# C&C 3 Tiberium Wars



## Schluse (23. Dezember 2008)

Hallo ,

habe folgendes Problem.
Mein Comp.
E8400 ,HD4870 1024MB , Vista 32bit und 4GB 1066

schmiert immer ab und gibt dann ne Fehlermeldung raus "Direct 3D error 0x0x88760870" und die Meldung Anzeigentreiber wurde wieder hergestellt.Habe Catalyst 8.12.

MEMtest keine Fehler 

Einer einen Tip?


----------



## Bumblebee (24. Dezember 2008)

GraKa übertaktet?


----------



## Onkelz-Fan94 (24. Dezember 2008)

Lad mal den neusten Patch runter von C&C3 danach hats bei mir wieder funktioniert!!
MFG


----------



## alex0582 (25. Dezember 2008)

von welcher firma ist deine 4870 ? club 3d


----------



## Schluse (29. Dezember 2008)

Graka ist nicht übertaktet.
Laut C&C sind keine Patch verfügbar , also habe das Spiel auf dem neusten Stand.

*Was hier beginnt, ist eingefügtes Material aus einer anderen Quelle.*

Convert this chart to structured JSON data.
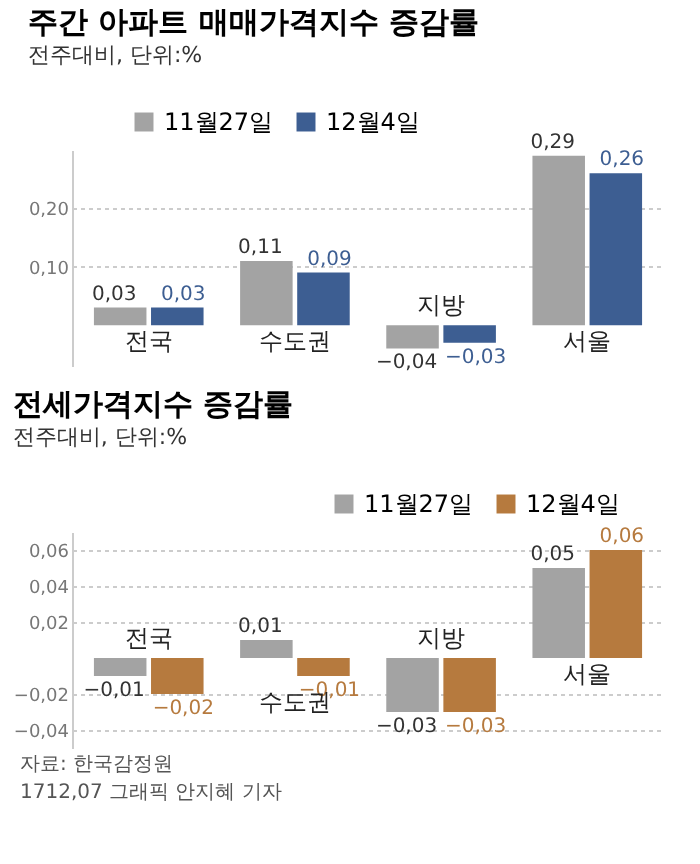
{
  "chart_data": [
    {
      "type": "bar",
      "title": "주간 아파트 매매가격지수 증감률",
      "subtitle": "전주대비, 단위:%",
      "categories": [
        "전국",
        "수도권",
        "지방",
        "서울"
      ],
      "series": [
        {
          "name": "11월27일",
          "color": "#a3a3a3",
          "values": [
            0.03,
            0.11,
            -0.04,
            0.29
          ],
          "value_labels": [
            "0,03",
            "0,11",
            "−0,04",
            "0,29"
          ]
        },
        {
          "name": "12월4일",
          "color": "#3d5e92",
          "values": [
            0.03,
            0.09,
            -0.03,
            0.26
          ],
          "value_labels": [
            "0,03",
            "0,09",
            "−0,03",
            "0,26"
          ]
        }
      ],
      "ylim": [
        -0.07,
        0.3
      ],
      "yticks": [
        {
          "value": 0.1,
          "label": "0,10"
        },
        {
          "value": 0.2,
          "label": "0,20"
        }
      ],
      "grid": "y",
      "legend": "top left"
    },
    {
      "type": "bar",
      "title": "전세가격지수 증감률",
      "subtitle": "전주대비, 단위:%",
      "categories": [
        "전국",
        "수도권",
        "지방",
        "서울"
      ],
      "series": [
        {
          "name": "11월27일",
          "color": "#a3a3a3",
          "values": [
            -0.01,
            0.01,
            -0.03,
            0.05
          ],
          "value_labels": [
            "−0,01",
            "0,01",
            "−0,03",
            "0,05"
          ]
        },
        {
          "name": "12월4일",
          "color": "#b67a3e",
          "values": [
            -0.02,
            -0.01,
            -0.03,
            0.06
          ],
          "value_labels": [
            "−0,02",
            "−0,01",
            "−0,03",
            "0,06"
          ]
        }
      ],
      "ylim": [
        -0.05,
        0.07
      ],
      "yticks": [
        {
          "value": -0.04,
          "label": "−0,04"
        },
        {
          "value": -0.02,
          "label": "−0,02"
        },
        {
          "value": 0.02,
          "label": "0,02"
        },
        {
          "value": 0.04,
          "label": "0,04"
        },
        {
          "value": 0.06,
          "label": "0,06"
        }
      ],
      "grid": "y",
      "legend": "top right",
      "annotations": [
        "자료: 한국감정원",
        "1712,07 그래픽 안지혜 기자"
      ]
    }
  ]
}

Richtig die Karte ist von Club ist das Relevant

Sorry das ich mich erst jetzt melde


----------



## endgegner (29. Dezember 2008)

EA Command and Conquer 3 Tiberium Wars

das ein patch aber ich würde abraten von dem patch ich habe den patch drauf gemacht und fand ihn voll gammel.


----------



## Schluse (31. Dezember 2008)

Habe alles ausprobiert von Catalyst deinstallieren und andere Version wie die Graka über Overdrive runter setzen.
Habe bei dem Spiel deinstalliert und installiert ,alle Patches ausprobiert.
Dann mal ein Ram-Riegel entfernt.Von den Temperaturen her ist alles OK
spielt sich so um die 40 Grad ab.Laut Memtest sind die Speicher in Ordnung.Über3D Vantage erreich ich so um die 11000 Punkte.Habe auch mal den ATI Service auf deaktiviert gestellt.Hat einer noch einen Rat?
Mal anders gefragt sollte doch mit diesem PC möglich sein C&C in 1680x1050 und alles in Mittel flüssig es zu spielen,oder?

Ist doch ein sch... sowas


----------



## Niza (31. Dezember 2008)

Habe noch eine IDEE :
Genau in der Reihenfolge:
1. Installiere den ATI Treiber neu(aktuelle Version)
2. Danach: Installiere mal das aktuelle DirectX 9,0C Neu(Link http://www.computerbase.de/downloads/software/betriebssysteme/directx/)
Vielleicht hilft das???

könnte sein das der Fehler im DirectX liegt

Wenn du zu keiner Lösung kommst:
Gib mal deinen Fehler "Direct 3D error 0x0x88760870" bei Google so ein.
Es haben schon sehr viele diesen Fehler insbesondere mit C & C 3 gehabt.

Viel erfolg und Grüße:
Niza


----------



## Soulsnap (1. Januar 2009)

Mal was ganz anderes.... Findet ihr nicht auch das sich die Grafik Verschlechtert hat dem letzten Teil gegenüber? Ich find es sieht eher nach Generals Grafik aus....


----------



## seiLaut (1. Januar 2009)

Soulsnap schrieb:


> Findet ihr nicht auch das sich die Grafik Verschlechtert hat dem letzten Teil gegenüber? Ich find es sieht eher nach Generals Grafik aus....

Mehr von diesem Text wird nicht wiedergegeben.